Venezuela está mal, su gobierno ha cometido errores y delitos, su régimen no tiene


soluciones para el drama que viven millones de ciudadanos, pero pretender derribarlo
por la fuerza, como quiere cierto extremismo terrorista, o ahogarlo con sanciones y
bloqueos siguiendo el estilo de Trump, solo hará que indeseablemente Venezuela se
pierda para Occidente, y que se empoce en el Caribe el riesgo de un conflicto de
proporciones planetarias. Algo que por supuesto no les conviene a los Estados Unidos,
ni a Cuba, ni a Venezuela y tampoco a Colombia, que estaría en la primera fila de la
catástrofe, aunque haya gente que apueste por esa opción devastadora.

Ahora la situación es insostenible, el diálogo es necesario y creo que la transición es


posible. El régimen venezolano tendrá que convencerse de que no hay otro camino,
como en Bolivia, que unas elecciones libres y transparentes. Deben comprender que si
el pueblo, como en Argentina, los obliga a pasar a la oposición, es su deber aceptarlo, y
honrar así las reglas de la democracia que les han permitido gobernar durante 20 años.
Y si el chavismo, como yo lo creo, ha calado en el alma del pueblo, tarde o temprano
tendrá la oportunidad de que el pueblo lo recompense.

Cuba estaría en condiciones de aconsejarle a Venezuela ese camino de solución, aunque


ello signifique, en su caso, empezar a admitir que el final del bloqueo y el ingreso en la
sociedad de mercado les exigirá también abrir un abanico de alternativas democráticas
para su propio pueblo.

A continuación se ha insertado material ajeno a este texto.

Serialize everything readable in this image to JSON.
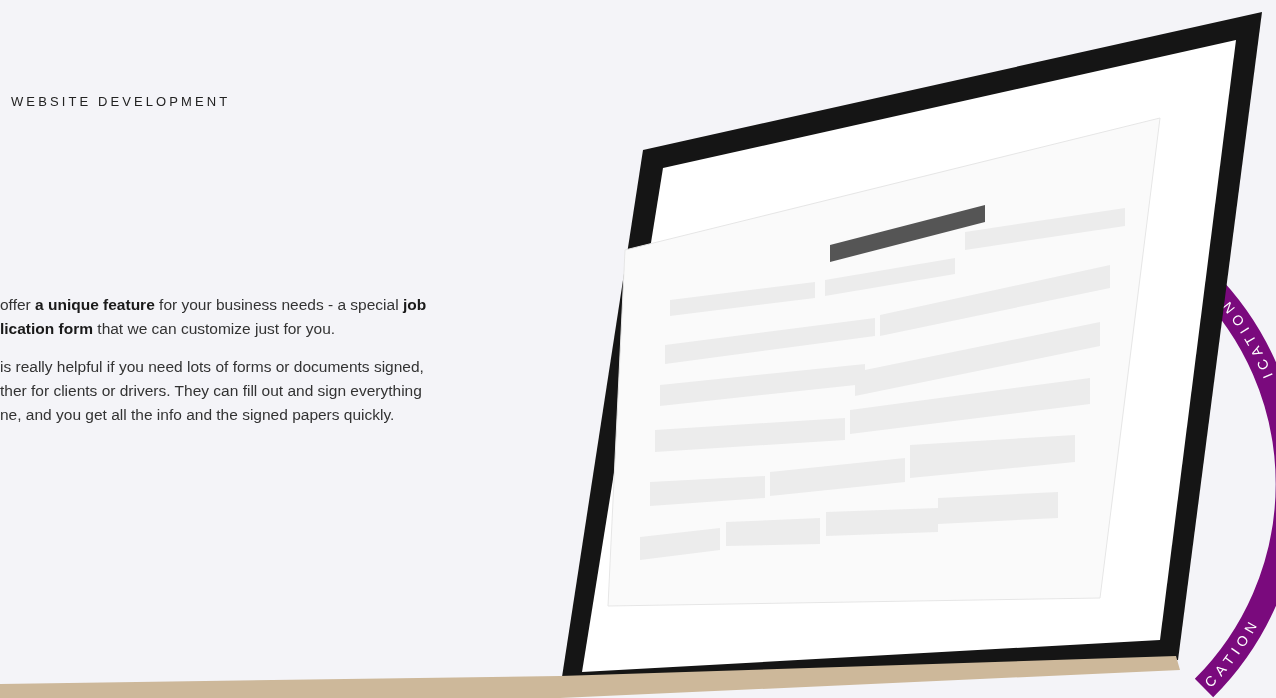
{
  "section_label": "WEBSITE DEVELOPMENT",
  "paragraphs": [
    {
      "lines": [
        "offer **a unique feature** for your business needs - a special **job**",
        "**lication form** that we can customize just for you."
      ]
    },
    {
      "lines": [
        "is really helpful if you need lots of forms or documents signed,",
        "ther for clients or drivers. They can fill out and sign everything",
        "ne, and you get all the info and the signed papers quickly."
      ]
    }
  ],
  "badge": {
    "texts": [
      "ICATION",
      "CATION"
    ]
  }
}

Ni Cuba ni nadie puede instaurar hoy en el mundo nada mejor
que una socialdemocracia autónoma y profundamente independiente, pero está más
cerca Cuba de tener algo semejante que nuestros países devorados por las mafias.

Lo demás no lo garantizará ningún gobierno, porque es la tarea que tienen que cumplir,
en China, en Rusia, en Estados Unidos, en Cuba, en Venezuela, en Colombia, en todo el
mundo, solamente los pueblos. Solo ellos podrán rediseñar la democracia buscando un
orden social que garantice a la vez la justicia y la libertad, una profunda responsabilidad
de los Estados y de sus ciudadanos con la suerte del mundo, y un modelo nuevo que
haga posible la continuidad de la aventura de la vida en la tierra.